One More Taste (One and Only Texas #2)(30)



Over the phone, Shayla gasped. “Did someone bring you breakfast? Is that—”

Knox snatched his phone up and took the call off speaker. “Yep, looks like breakfast.” He offered Emily an awkward smile. She didn’t return it; she was so busy bustling around the tray table.

“Your new girlfriend brought you breakfast,” Shayla said in a singsong voice.

“Stop with that,” he muttered.

“How late does she stay at your house after dinner? Does she linger over dessert? Or does she leave at all?”

“You’re being ridiculous.” To Emily, he added, “Not you. Though I am sorry you wasted your time again this morning. Like I tell you every morning, I don’t eat breakfast.”

“And as I told you yesterday and the day before and the day before that, I have the right to keep trying.”

“Ambitious,” Shayla mused.

His eyes tracked Emily as she plated a slice of thick, fluffy pastry oozing with baked apples. Yes, she is.

Shayla made a clicking noise, the same sound of disapproval their mom had made when they got in trouble as children.

“What does that mean?” Knox asked, though he regretted it immediately. He really didn’t want to open himself up to any more of Shayla’s teasing.

“I should be asking the same to you,” Shayla said.

What he should have said was I’ll call you back later, but what came out of his mouth was, “What the hell are you talking about?”

Emily walked to the back of the desk and unceremoniously stacked his paperwork off to the side in preparation to lay out a linen placemat. He waved her away. “I don’t want breakfast. I swear.”

“You have to eat in the morning,” Emily said. “I know you get up early and work out. Even if you only think of food as fuel, you still need that fuel. And don’t tell me you had a protein shake.”

Too bad for her, that was the God’s honest answer. “I had a protein shake.”

Emily planted her fists on her hips and glared at him. “You and I have a deal. At the very least, you need to give me the chance to entice you.”

In his ear, Shayla made that clicking sound again.

A deep pink color rose on Emily’s cheeks. “To eat breakfast,” she added with an exaggerated tone. With a shake of her head and a roll of her eyes, she unceremoniously set a plate piled high with sliced, cooked apples floating in a cinnamon sauce amid layers of dough and thick, oozing cream, and bracketed by a pair of succulent-looking sausages. With a mumbled excuse, she turned on her heel and marched with the tray from the room, closing the door behind her.

The apple pancake looked as decadent as it smelled. It also looked like the kind of meal he’d have to run a half-marathon after, to work off all the calories. He turned his attention back to Shayla.

“Okay, she’s gone now. So what’s with the clicking? What are you getting at?” he asked.

“What I’m getting at is that I saw the way you two watched each other the other night. And then she freakin’ went on an evening stroll with you and Granny June. And she’s at your house every night, just the two of you.”

Guess he wouldn’t mention that boat ride. “So?”

“So, you can’t have it both ways,” Shayla said. “You can’t dangle this job opportunity over her head while you’re also angling to sleep with her. It’s one or the other, bro. That’s called ethics.”

Sleep with her? That was jumping to an awfully absurd conclusion. “I’m not planning to sleep with her. Or anyone at the resort, for that matter. The situation at the resort is complicated enough already. What I’m doing, apparently, is working Emily to death. God only knows how early she had to get up to make me this pancake breakfast. When she and I agreed to this arrangement, I challenged her to prove herself as a chef. So that’s what she’s doing. I’ve never seen such a hard worker. I admire her a lot. And that’s the end of the story.”

“She’s seducing you.”

Not even close. He was the one who’d crossed the ethical line. “She’s not that kind of person, Shay.”

“Everybody is that kind of person when they want something bad enough.”

For a happy-go-lucky person, Shayla sure could get cynical. Though she had a point. With a pang of unease, Knox thought about the compromises to his professional integrity he was justifying to himself in the name of vengeance.

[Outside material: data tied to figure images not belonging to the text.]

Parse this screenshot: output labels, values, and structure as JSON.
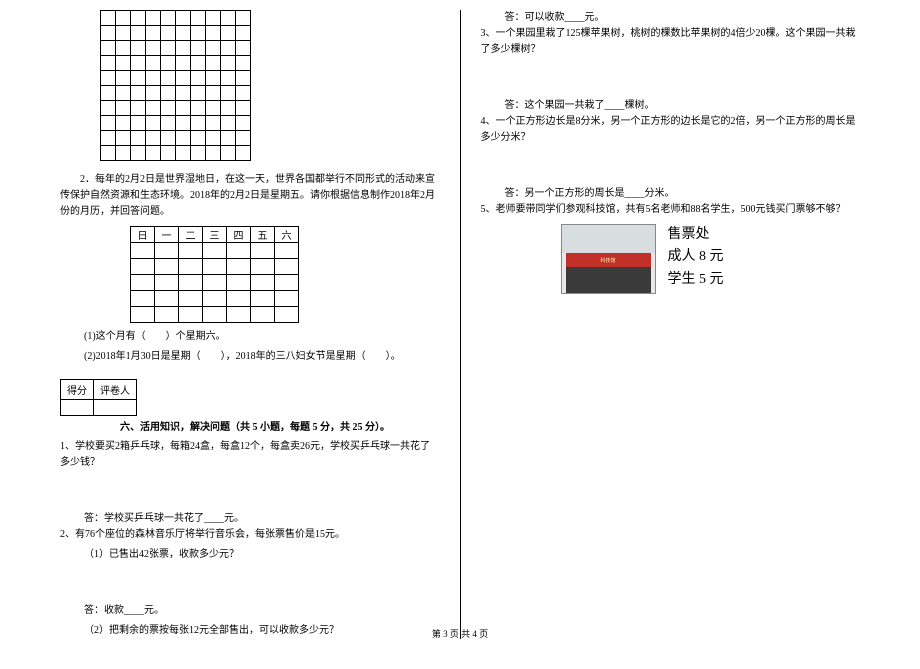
{
  "left": {
    "grid": {
      "rows": 10,
      "cols": 10
    },
    "q2_text": "2．每年的2月2日是世界湿地日，在这一天，世界各国都举行不同形式的活动来宣传保护自然资源和生态环境。2018年的2月2日是星期五。请你根据信息制作2018年2月份的月历，并回答问题。",
    "calendar_headers": [
      "日",
      "一",
      "二",
      "三",
      "四",
      "五",
      "六"
    ],
    "calendar_rows": 5,
    "q2_sub1": "(1)这个月有（　　）个星期六。",
    "q2_sub2": "(2)2018年1月30日是星期（　　），2018年的三八妇女节是星期（　　）。",
    "score_labels": {
      "score": "得分",
      "reviewer": "评卷人"
    },
    "section6_title": "六、活用知识，解决问题（共 5 小题，每题 5 分，共 25 分）。",
    "p1": "1、学校要买2箱乒乓球，每箱24盒，每盒12个，每盒卖26元，学校买乒乓球一共花了多少钱？",
    "p1_ans": "答：学校买乒乓球一共花了____元。",
    "p2": "2、有76个座位的森林音乐厅将举行音乐会，每张票售价是15元。",
    "p2_sub1": "（1）已售出42张票，收款多少元？",
    "p2_ans1": "答：收款____元。",
    "p2_sub2": "（2）把剩余的票按每张12元全部售出，可以收款多少元？"
  },
  "right": {
    "p2_ans2": "答：可以收款____元。",
    "p3": "3、一个果园里栽了125棵苹果树，桃树的棵数比苹果树的4倍少20棵。这个果园一共栽了多少棵树？",
    "p3_ans": "答：这个果园一共栽了____棵树。",
    "p4": "4、一个正方形边长是8分米，另一个正方形的边长是它的2倍，另一个正方形的周长是多少分米？",
    "p4_ans": "答：另一个正方形的周长是____分米。",
    "p5": "5、老师要带同学们参观科技馆，共有5名老师和88名学生，500元钱买门票够不够？",
    "ticket": {
      "title": "售票处",
      "adult": "成人 8 元",
      "student": "学生 5 元",
      "banner_small": "科技馆"
    }
  },
  "footer": "第 3 页  共 4 页"
}
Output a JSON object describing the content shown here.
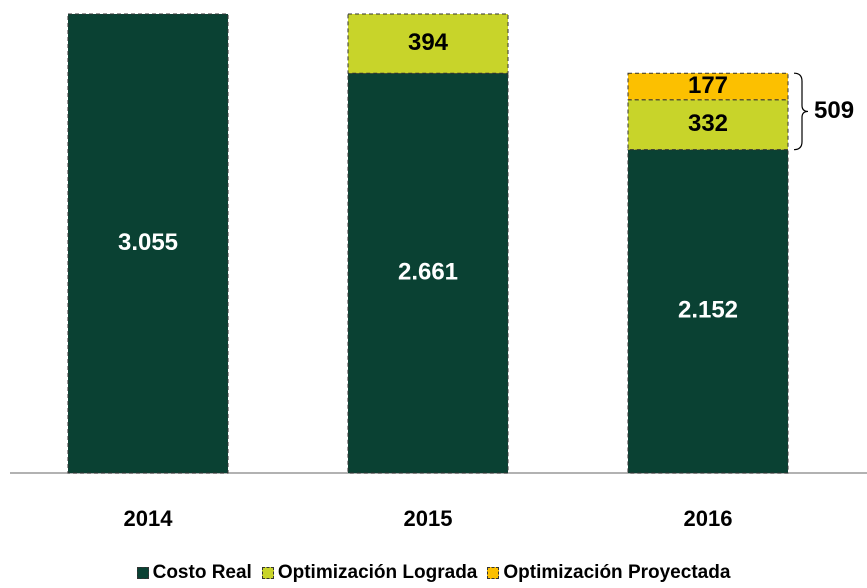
{
  "chart_data": {
    "type": "stacked-bar",
    "categories": [
      "2014",
      "2015",
      "2016"
    ],
    "series": [
      {
        "name": "Costo Real",
        "color": "#0a4133",
        "values": [
          3055,
          2661,
          2152
        ],
        "value_labels": [
          "3.055",
          "2.661",
          "2.152"
        ]
      },
      {
        "name": "Optimización Lograda",
        "color": "#c8d42a",
        "values": [
          null,
          394,
          332
        ],
        "value_labels": [
          null,
          "394",
          "332"
        ]
      },
      {
        "name": "Optimización Proyectada",
        "color": "#fcc000",
        "values": [
          null,
          null,
          177
        ],
        "value_labels": [
          null,
          null,
          "177"
        ]
      }
    ],
    "annotation": "509"
  }
}
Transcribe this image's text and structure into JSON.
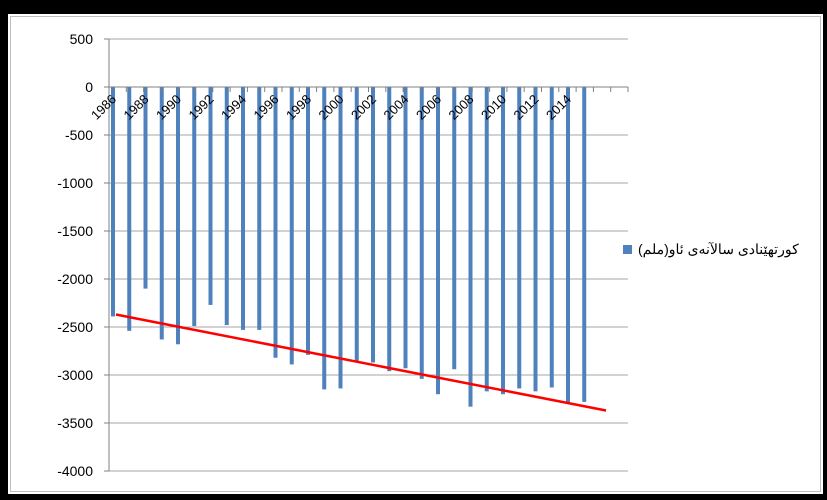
{
  "chart_data": {
    "type": "bar",
    "legend": {
      "label": "کورتهێنادی سالآنەی ئاو(ملم)",
      "placement": "right"
    },
    "ylim": [
      -4000,
      500
    ],
    "yticks": [
      500,
      0,
      -500,
      -1000,
      -1500,
      -2000,
      -2500,
      -3000,
      -3500,
      -4000
    ],
    "xtick_labels": [
      "1986",
      "1988",
      "1990",
      "1992",
      "1994",
      "1996",
      "1998",
      "2000",
      "2002",
      "2004",
      "2006",
      "2008",
      "2010",
      "2012",
      "2014"
    ],
    "categories": [
      1986,
      1987,
      1988,
      1989,
      1990,
      1991,
      1992,
      1993,
      1994,
      1995,
      1996,
      1997,
      1998,
      1999,
      2000,
      2001,
      2002,
      2003,
      2004,
      2005,
      2006,
      2007,
      2008,
      2009,
      2010,
      2011,
      2012,
      2013,
      2014,
      2015
    ],
    "values": [
      -2390,
      -2540,
      -2100,
      -2630,
      -2680,
      -2490,
      -2270,
      -2480,
      -2530,
      -2530,
      -2820,
      -2890,
      -2790,
      -3150,
      -3140,
      -2870,
      -2870,
      -2960,
      -2930,
      -3040,
      -3200,
      -2940,
      -3330,
      -3170,
      -3200,
      -3140,
      -3170,
      -3130,
      -3290,
      -3280
    ],
    "trendline": {
      "type": "linear",
      "start": -2370,
      "end": -3370
    },
    "grid": true,
    "colors": {
      "bar": "#4f81bd",
      "trend": "#ff0000",
      "grid": "#a6a6a6",
      "axis": "#808080"
    }
  }
}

“You’ll just have to trust me about Emily,” he said.

Shayla made that clicking sound again. “I know you’re a big believer in professional ethics, which is why you can’t see it in other people. But trust me on this. She’s ambitious and she’ll do whatever it takes to get the restaurant. That line about enticing you may have been a Freudian slip, but I bet she did it on purpose. Part of her grand seduction plan.”

“You’ve met Emily. Name one thing about her that’s seductive?”

In answer to his own prompt, a hundred images of Emily raced through his mind. The flush of her skin when he’d caught her in his bedroom, the way her tank top had clung to her body in the rowboat, the way she bent over his arm every time she presented him with a plate of food, her unruly hair defying the bindings she tried to trap it in. The spark in her eye when she rattled off the ingredients of the dish she’d created. Everything she did was passion, perfection, and confidence. It was beautiful. It was everything.